Essa visão tradicional da moral está começando a mostrar sinais de desgaste. O fato de que a moral humana é diferente da moral animal – e talvez mais altamente desenvolvida em alguns aspectos – simplesmente não suporta a afirmação mais ampla de que os animais carecem de moral; Ele simplesmente apoia a afirmação bastante banal de que os seres humanos são diferentes de outros animais. Mesmo que existam diferenças de boa-fé entre moralidade em seres humanos e moralidade em outros animais, também existem importantes áreas de sobreposição. Adaptações humanas únicas podem ser entendidas como as peles externas de uma cebola; as camadas internas representam um conjunto de capacidades morais muito mais amplo, mais profundo e evolutivamente mais antigo compartilhado por muitos mamíferos sociais, e talvez por outros animais e pássaros também.

Além disso, pesquisas recentes em neurociência cognitiva e psicologia moral sugerem que a moralidade humana pode ser muito mais "animal" do que a filosofia ocidental geralmente assumiu.
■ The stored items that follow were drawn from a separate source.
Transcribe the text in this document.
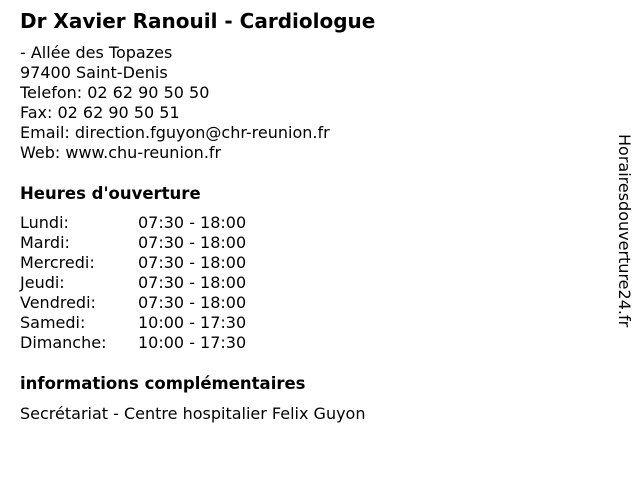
Dr Xavier Ranouil - Cardiologue
- Allée des Topazes
97400 Saint-Denis
Telefon: 02 62 90 50 50
Fax: 02 62 90 50 51
Email: direction.fguyon@chr-reunion.fr
Web: www.chu-reunion.fr
Heures d'ouverture
Lundi:	07:30 - 18:00
Mardi:	07:30 - 18:00
Mercredi:	07:30 - 18:00
Jeudi:	07:30 - 18:00
Vendredi:	07:30 - 18:00
Samedi:	10:00 - 17:30
Dimanche:	10:00 - 17:30
informations complémentaires
Secrétariat - Centre hospitalier Felix Guyon
Horairesdouverture24.fr
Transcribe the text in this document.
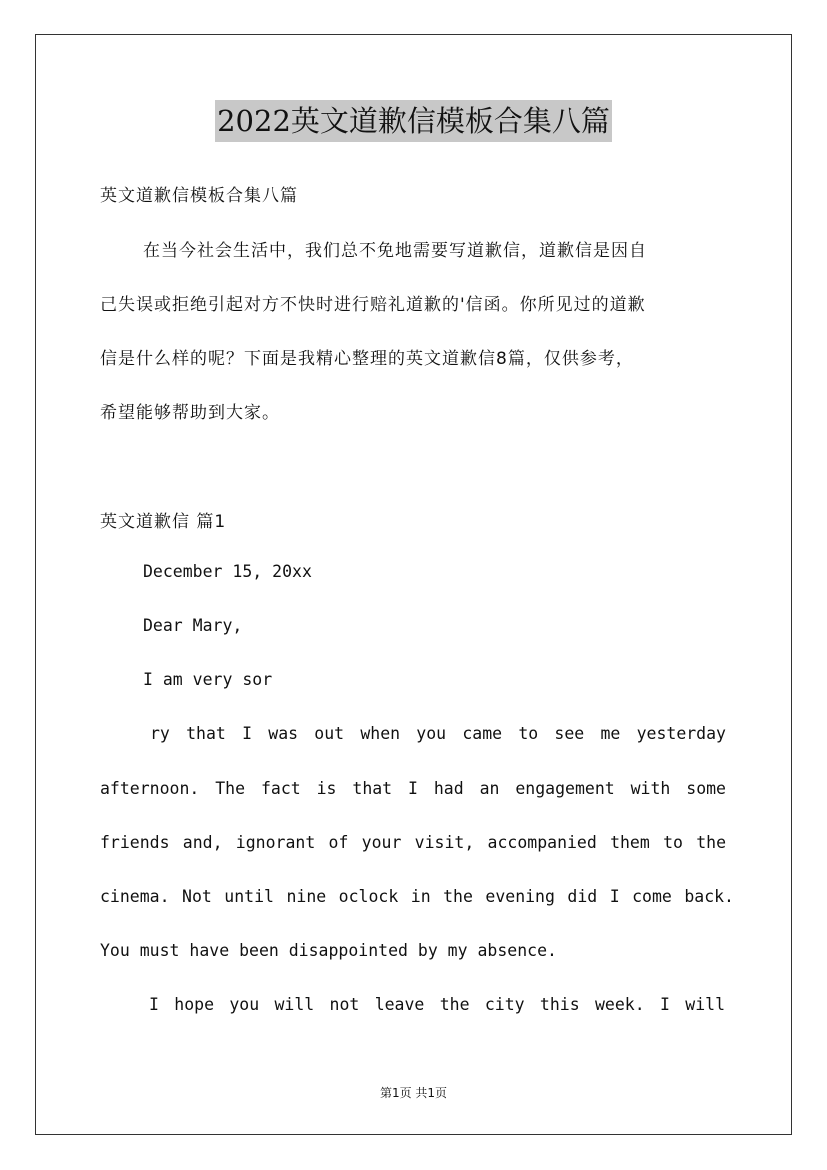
2022英文道歉信模板合集八篇
英文道歉信模板合集八篇
在当今社会生活中，我们总不免地需要写道歉信，道歉信是因自
己失误或拒绝引起对方不快时进行赔礼道歉的'信函。你所见过的道歉
信是什么样的呢？下面是我精心整理的英文道歉信8篇，仅供参考，
希望能够帮助到大家。
英文道歉信 篇1
December 15, 20xx
Dear Mary,
I am very sor
ry that I was out when you came to see me yesterday
afternoon. The fact is that I had an engagement with some
friends and, ignorant of your visit, accompanied them to the
cinema. Not until nine oclock in the evening did I come back.
You must have been disappointed by my absence.
I hope you will not leave the city this week. I will
第1页 共1页
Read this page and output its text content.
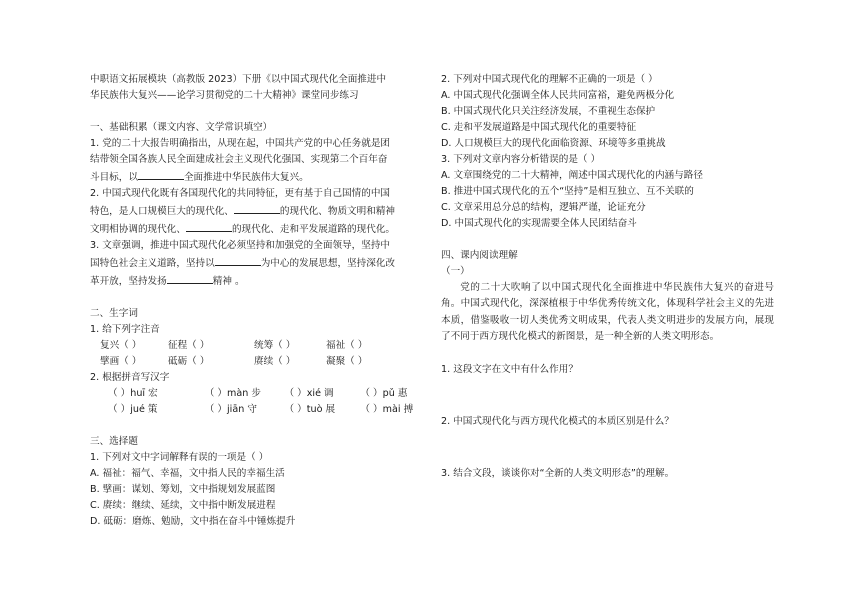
中职语文拓展模块（高教版 2023）下册《以中国式现代化全面推进中
华民族伟大复兴——论学习贯彻党的二十大精神》课堂同步练习
一、基础积累（课文内容、文学常识填空）
1. 党的二十大报告明确指出，从现在起，中国共产党的中心任务就是团
结带领全国各族人民全面建成社会主义现代化强国、实现第二个百年奋
斗目标，以	全面推进中华民族伟大复兴。
2. 中国式现代化既有各国现代化的共同特征，更有基于自己国情的中国
特色，是人口规模巨大的现代化、	的现代化、物质文明和精神
文明相协调的现代化、	的现代化、走和平发展道路的现代化。
3. 文章强调，推进中国式现代化必须坚持和加强党的全面领导，坚持中
国特色社会主义道路，坚持以	为中心的发展思想，坚持深化改
革开放，坚持发扬	精神 。
二、生字词
1. 给下列字注音
复兴（ ）	征程（ ）	统筹（ ）	福祉（ ）
擘画（ ）	砥砺（ ）	赓续（ ）	凝聚（ ）
2. 根据拼音写汉字
（ ）huī 宏	（ ）màn 步	（ ）xié 调	（ ）pǔ 惠
（ ）jué 策	（ ）jiān 守	（ ）tuò 展	（ ）mài 搏
三、选择题
1. 下列对文中字词解释有误的一项是（ ）
A. 福祉：福气、幸福，文中指人民的幸福生活
B. 擘画：谋划、筹划，文中指规划发展蓝图
C. 赓续：继续、延续，文中指中断发展进程
D. 砥砺：磨炼、勉励，文中指在奋斗中锤炼提升
2. 下列对中国式现代化的理解不正确的一项是（ ）
A. 中国式现代化强调全体人民共同富裕，避免两极分化
B. 中国式现代化只关注经济发展，不重视生态保护
C. 走和平发展道路是中国式现代化的重要特征
D. 人口规模巨大的现代化面临资源、环境等多重挑战
3. 下列对文章内容分析错误的是（ ）
A. 文章围绕党的二十大精神，阐述中国式现代化的内涵与路径
B. 推进中国式现代化的五个“坚持”是相互独立、互不关联的
C. 文章采用总分总的结构，逻辑严谨，论证充分
D. 中国式现代化的实现需要全体人民团结奋斗
四、课内阅读理解
（一）
党的二十大吹响了以中国式现代化全面推进中华民族伟大复兴的奋进号角。中国式现代化，深深植根于中华优秀传统文化，体现科学社会主义的先进本质，借鉴吸收一切人类优秀文明成果，代表人类文明进步的发展方向，展现了不同于西方现代化模式的新图景，是一种全新的人类文明形态。
1. 这段文字在文中有什么作用？
2. 中国式现代化与西方现代化模式的本质区别是什么？
3. 结合文段，谈谈你对“全新的人类文明形态”的理解。
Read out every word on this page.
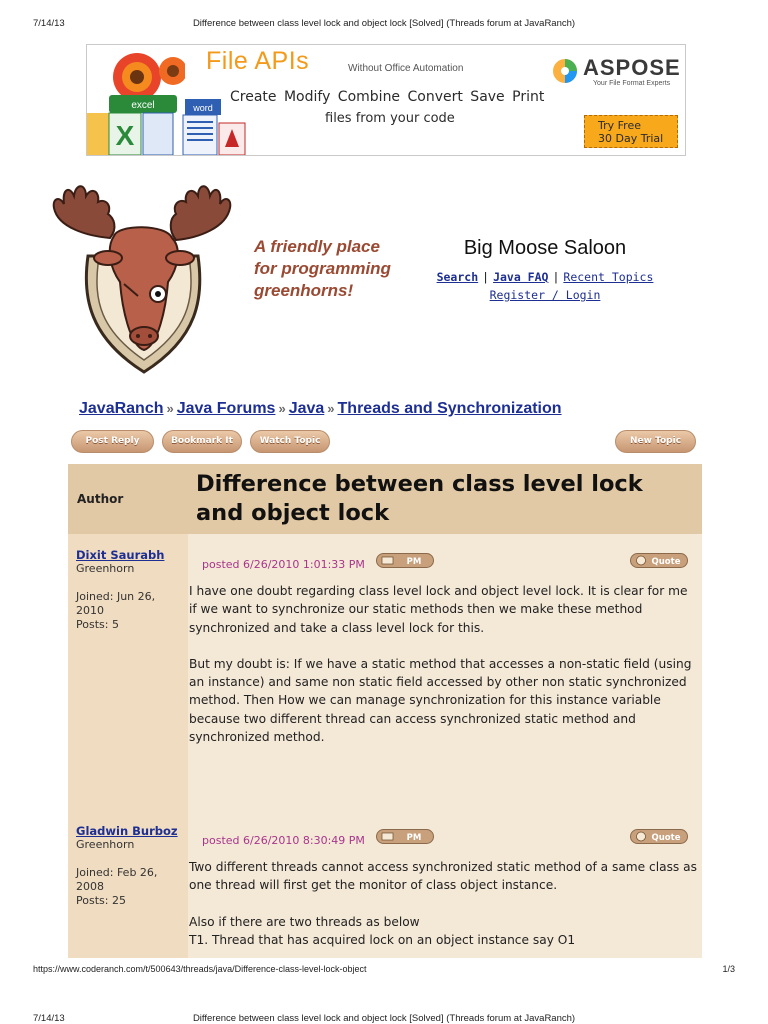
7/14/13	Difference between class level lock and object lock [Solved] (Threads forum at JavaRanch)
excel
X
word
File APIs	Without Office Automation
Create Modify Combine Convert Save Print
files from your code
ASPOSE
Your File Format Experts
Try Free
30 Day Trial
A friendly place for programming greenhorns!
Big Moose Saloon
Search | Java FAQ | Recent Topics
Register / Login
JavaRanch » Java Forums » Java » Threads and Synchronization
Post Reply	Bookmark It	Watch Topic	New Topic
Author
Difference between class level lock and object lock
Dixit Saurabh
Greenhorn
Joined: Jun 26, 2010
Posts: 5
posted 6/26/2010 1:01:33 PM	PM	Quote

I have one doubt regarding class level lock and object level lock. It is clear for me if we want to synchronize our static methods then we make these method synchronized and take a class level lock for this.

But my doubt is: If we have a static method that accesses a non-static field (using an instance) and same non static field accessed by other non static synchronized method. Then How we can manage synchronization for this instance variable because two different thread can access synchronized static method and synchronized method.

Gladwin Burboz
Greenhorn
Joined: Feb 26, 2008
Posts: 25
posted 6/26/2010 8:30:49 PM	PM	Quote

Two different threads cannot access synchronized static method of a same class as one thread will first get the monitor of class object instance.

Also if there are two threads as below
T1. Thread that has acquired lock on an object instance say O1

https://www.coderanch.com/t/500643/threads/java/Difference-class-level-lock-object	1/3
7/14/13	Difference between class level lock and object lock [Solved] (Threads forum at JavaRanch)
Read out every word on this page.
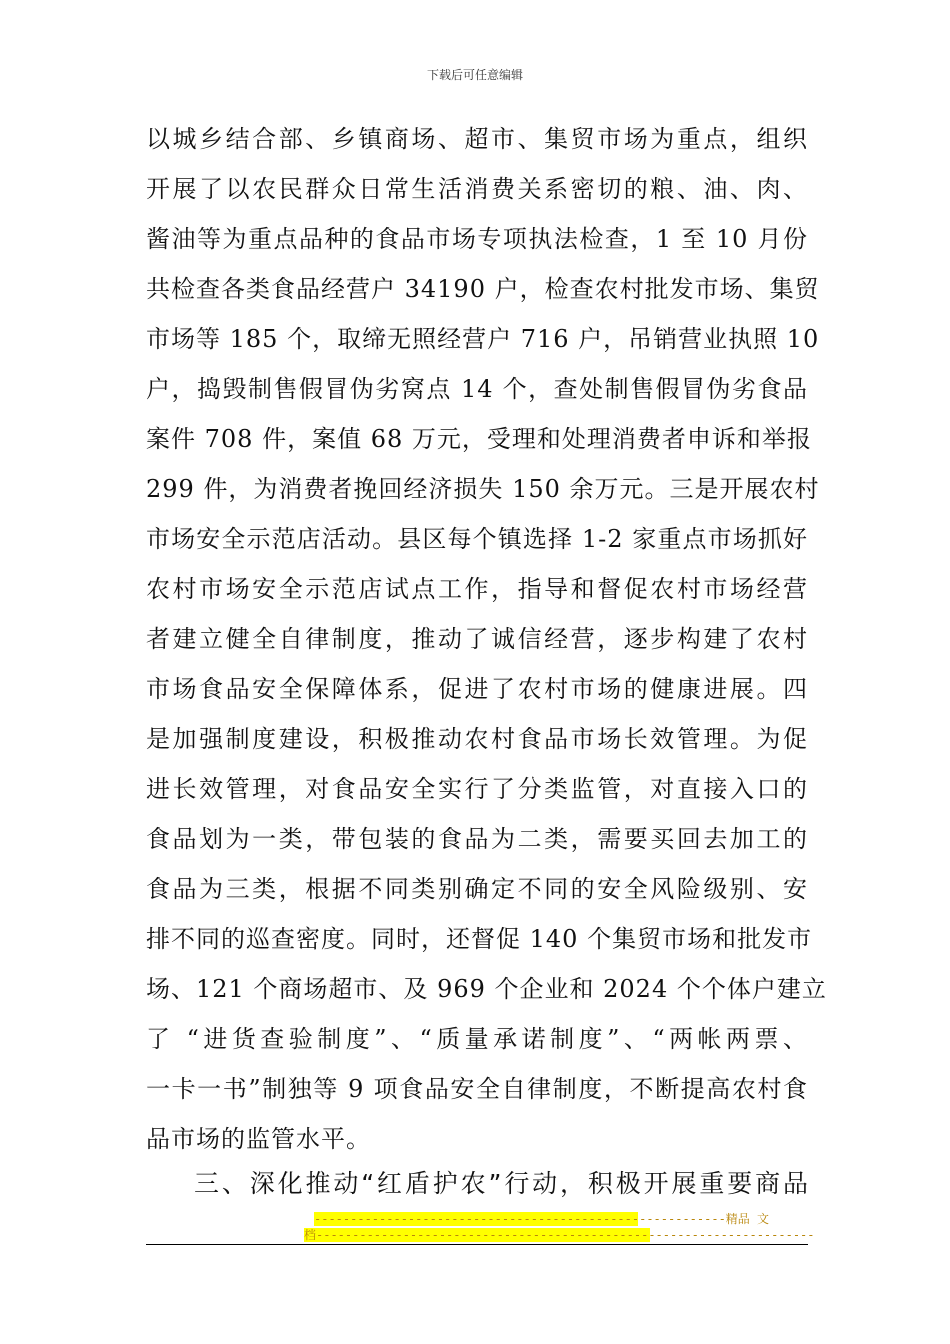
下载后可任意编辑
以城乡结合部、乡镇商场、超市、集贸市场为重点，组织
开展了以农民群众日常生活消费关系密切的粮、油、肉、
酱油等为重点品种的食品市场专项执法检查，1 至 10 月份
共检查各类食品经营户 34190 户，检查农村批发市场、集贸
市场等 185 个，取缔无照经营户 716 户，吊销营业执照 10
户，捣毁制售假冒伪劣窝点 14 个，查处制售假冒伪劣食品
案件 708 件，案值 68 万元，受理和处理消费者申诉和举报
299 件，为消费者挽回经济损失 150 余万元。三是开展农村
市场安全示范店活动。县区每个镇选择 1-2 家重点市场抓好
农村市场安全示范店试点工作，指导和督促农村市场经营
者建立健全自律制度，推动了诚信经营，逐步构建了农村
市场食品安全保障体系，促进了农村市场的健康进展。四
是加强制度建设，积极推动农村食品市场长效管理。为促
进长效管理，对食品安全实行了分类监管，对直接入口的
食品划为一类，带包装的食品为二类，需要买回去加工的
食品为三类，根据不同类别确定不同的安全风险级别、安
排不同的巡查密度。同时，还督促 140 个集贸市场和批发市
场、121 个商场超市、及 969 个企业和 2024 个个体户建立
了 “进货查验制度”、“质量承诺制度”、“两帐两票、
一卡一书”制独等 9 项食品安全自律制度，不断提高农村食
品市场的监管水平。
三、深化推动“红盾护农”行动，积极开展重要商品
---------------------------------------------------------精品 文
档---------------------------------------------------------------------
O trabalho de Antonio R. Damasio ( Erro de Descartes: emoção, razão e cérebro humano ), Michael S. Gazzaniga ( The Ethical Brain ) e Daniel M. Wegner ( The Illusion of Conscious Will ), entre outros, sugerem que a grande maioria do comportamento moral humano ocorre "abaixo do radar" da consciência, e esse juízo racional e auto-reflexão realmente desempenham papéis muito pequenos nas interações sociais.

O estudo do jogo animal oferece um convite para se deslocar além do dogma filosófico e científico e levar a sério a possibilidade de que a moralidade exista em muitas sociedades de animais. Um estudo amplo e em expansão da moralidade animal nos permitirá aprender mais sobre os comportamentos sociais que tornam as sociedades animais tão bem sucedidas e tão fascinantes, e também nos encorajarão a reexaminar os pressupostos sobre o comportamento moral humano. Esse estudo está em sua infância, mas esperamos que os etólogos, neurocientistas, biólogos, filósofos e teólogos trabalhem juntos para explorar as implicações dessa nova ciência. Já, a pesquisa sobre a moralidade animal está em flor, e se podemos libertar o preconceito teórico, podemos nos entender melhor e os outros animais com quem compartilhamos este planeta.

Jessica Pierce é bioética e escritora, e Marc Bekoff é professor emérito de ecologia e biologia evolutiva na Universidade do Colorado, em Boulder. Eles são autores de Justiça selvagem: The Moral Lives of Animals (University of Chicago Press, 2009).